The average transcription in a region \(W\), \(T_{W} = \left\langle {g\left( {x + z_{U} } \right)\delta _{{y,~x + z_{U} - z_{D} }} } \right\rangle _{{\left\{ {z_{U} ,z_{D} } \right\},\left( {x,y} \right)}}\) with \(\left( {x,y} \right) \in W\), is computed explicitly for the representative regions as \(T_{A} = R_{V} \left[ {\left( {0, - 20k} \right),\left( {200, - 10k} \right)} \right],\) \(T_{Af} = R_{V} \left[ {\left( {300, - 20k} \right),\left( {1k, - 10k} \right)} \right],\)\(T_{B} = R_{V} \left[ {\left( {0, - 900} \right),\left( {200, - 200} \right)} \right],\) \(T_{Bf} = R_{V} \left[ {\left( {300, - 900} \right),\left( {1k, - 200} \right)} \right],\) \(T_{C} = R_{V} \left[ {\left( {0, 0} \right),\left( {200, 200} \right)} \right],\) \(T_{D} = R_{V} \left[ {\left( {300, 0} \right),\left( {1k,200} \right)} \right],\) and \(T_{E} = R_{V} \left[ {\left( {10k, 0} \right),\left( {20k,200} \right)} \right].\)

TSSs

TSSs were obtained from the comprehensive gene annotation on the reference chromosomes of Gencode V19 (https://www.gencodegenes.org/human/release_19.html).

TSS order

TSSs are ordered according to their genomic position, starting the enumeration from the most upstream TSS. Therefore, according to this notation, the 1st TSS does not necessarily correspond to the TSS with the highest expression.

Genomic signals

RNA-seq, RAMPAGE, DNase-seq, and ChIP-seq genomic signals were downloaded from the Encyclopedia of DNA Elements (ENCODE) consortium repository (http://www.encodeproject.org/) as bigWig files for the hg19 mapping assembly/V19 genome annotation. Gene quantifications for the corresponding RNA-seq signals were downloaded as tsv files. Signals were normalized by their average value over the whole genome before analysis.

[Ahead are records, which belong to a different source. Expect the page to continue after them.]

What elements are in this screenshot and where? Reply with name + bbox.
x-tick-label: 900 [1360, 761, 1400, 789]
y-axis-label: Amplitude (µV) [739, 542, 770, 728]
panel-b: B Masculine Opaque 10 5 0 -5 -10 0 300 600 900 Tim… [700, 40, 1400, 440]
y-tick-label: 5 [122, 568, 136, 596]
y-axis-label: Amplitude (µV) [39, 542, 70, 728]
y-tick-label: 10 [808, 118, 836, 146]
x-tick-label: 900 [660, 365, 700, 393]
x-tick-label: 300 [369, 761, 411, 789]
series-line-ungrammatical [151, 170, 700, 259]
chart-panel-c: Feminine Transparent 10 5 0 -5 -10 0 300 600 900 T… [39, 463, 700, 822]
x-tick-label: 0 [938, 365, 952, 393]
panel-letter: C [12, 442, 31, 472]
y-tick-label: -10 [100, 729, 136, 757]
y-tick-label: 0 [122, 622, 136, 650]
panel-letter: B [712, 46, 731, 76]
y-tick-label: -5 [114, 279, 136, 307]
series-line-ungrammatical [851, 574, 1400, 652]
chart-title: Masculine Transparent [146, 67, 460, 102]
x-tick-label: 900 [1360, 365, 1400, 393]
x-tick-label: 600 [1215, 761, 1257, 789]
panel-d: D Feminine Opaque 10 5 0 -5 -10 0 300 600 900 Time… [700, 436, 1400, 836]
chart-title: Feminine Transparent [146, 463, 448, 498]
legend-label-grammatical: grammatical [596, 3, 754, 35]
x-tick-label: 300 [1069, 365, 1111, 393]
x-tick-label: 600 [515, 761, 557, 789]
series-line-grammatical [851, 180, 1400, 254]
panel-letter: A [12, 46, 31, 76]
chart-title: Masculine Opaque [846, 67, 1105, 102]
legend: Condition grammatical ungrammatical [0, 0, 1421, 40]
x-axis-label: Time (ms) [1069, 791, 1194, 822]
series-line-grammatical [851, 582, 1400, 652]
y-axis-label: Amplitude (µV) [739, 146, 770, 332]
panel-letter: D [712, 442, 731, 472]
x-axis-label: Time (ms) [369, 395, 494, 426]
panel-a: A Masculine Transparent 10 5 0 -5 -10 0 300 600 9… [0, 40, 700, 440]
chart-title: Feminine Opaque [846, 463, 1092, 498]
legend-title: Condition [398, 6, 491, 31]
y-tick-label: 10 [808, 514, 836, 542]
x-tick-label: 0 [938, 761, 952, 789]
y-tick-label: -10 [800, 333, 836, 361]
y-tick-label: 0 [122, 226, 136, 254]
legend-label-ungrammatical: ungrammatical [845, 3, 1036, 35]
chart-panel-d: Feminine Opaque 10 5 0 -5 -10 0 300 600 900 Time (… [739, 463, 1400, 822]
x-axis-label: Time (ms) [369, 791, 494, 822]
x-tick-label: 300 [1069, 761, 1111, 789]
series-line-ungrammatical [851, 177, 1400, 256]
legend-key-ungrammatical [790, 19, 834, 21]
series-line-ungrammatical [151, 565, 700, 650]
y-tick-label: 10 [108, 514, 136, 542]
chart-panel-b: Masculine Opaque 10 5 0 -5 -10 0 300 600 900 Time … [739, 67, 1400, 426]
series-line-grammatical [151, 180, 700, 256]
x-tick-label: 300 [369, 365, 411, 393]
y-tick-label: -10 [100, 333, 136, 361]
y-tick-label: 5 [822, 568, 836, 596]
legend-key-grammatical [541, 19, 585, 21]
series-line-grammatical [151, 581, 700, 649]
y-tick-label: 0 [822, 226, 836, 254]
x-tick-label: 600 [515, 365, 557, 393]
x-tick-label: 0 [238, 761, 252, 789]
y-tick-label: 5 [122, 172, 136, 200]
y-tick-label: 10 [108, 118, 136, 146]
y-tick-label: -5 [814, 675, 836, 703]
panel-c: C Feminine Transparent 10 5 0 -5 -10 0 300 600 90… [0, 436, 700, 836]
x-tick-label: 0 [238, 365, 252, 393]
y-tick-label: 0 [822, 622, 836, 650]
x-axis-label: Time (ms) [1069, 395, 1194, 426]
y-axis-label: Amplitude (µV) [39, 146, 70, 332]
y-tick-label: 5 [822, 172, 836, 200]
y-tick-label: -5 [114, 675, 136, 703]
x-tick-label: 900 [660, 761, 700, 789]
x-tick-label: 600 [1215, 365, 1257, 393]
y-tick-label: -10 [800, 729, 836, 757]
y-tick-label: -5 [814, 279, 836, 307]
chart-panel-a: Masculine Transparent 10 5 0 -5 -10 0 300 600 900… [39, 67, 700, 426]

RNA-seq experiment selection

RNA-seq experiments were selected in two steps. First, we considered all the experiments that matched the search criteria "hg19" for assembly and "polyA mRNA RNA-seq" or "total RNA-seq" for assay title, which produced 594 results. Subsequently, we selected RNA-seq experiments that included plus and minus strand signal of unique reads and that had high replicate concordance (Spearman correlation > 0.8 between gene quantifications of the replicates), which resulted in 191 experiments.

RAMPAGE experiment selection

RAMPAGE experiments were selected in two steps. First, we considered all the experiments that matched the search criteria "hg19" for assembly and "RAMPAGE" for assay title, which produced 155 results. Subsequently, we selected RAMPAGE experiments that included plus and minus strand signal of unique reads and that had high replicate concordance (Spearman correlation > 0.8 between gene quantifications of the replicates), which resulted in 65 experiments.

Data analysis

The data analysis was performed using custom Python 3.8 scripts implemented in Jupyter Notebooks available in the supplemental information.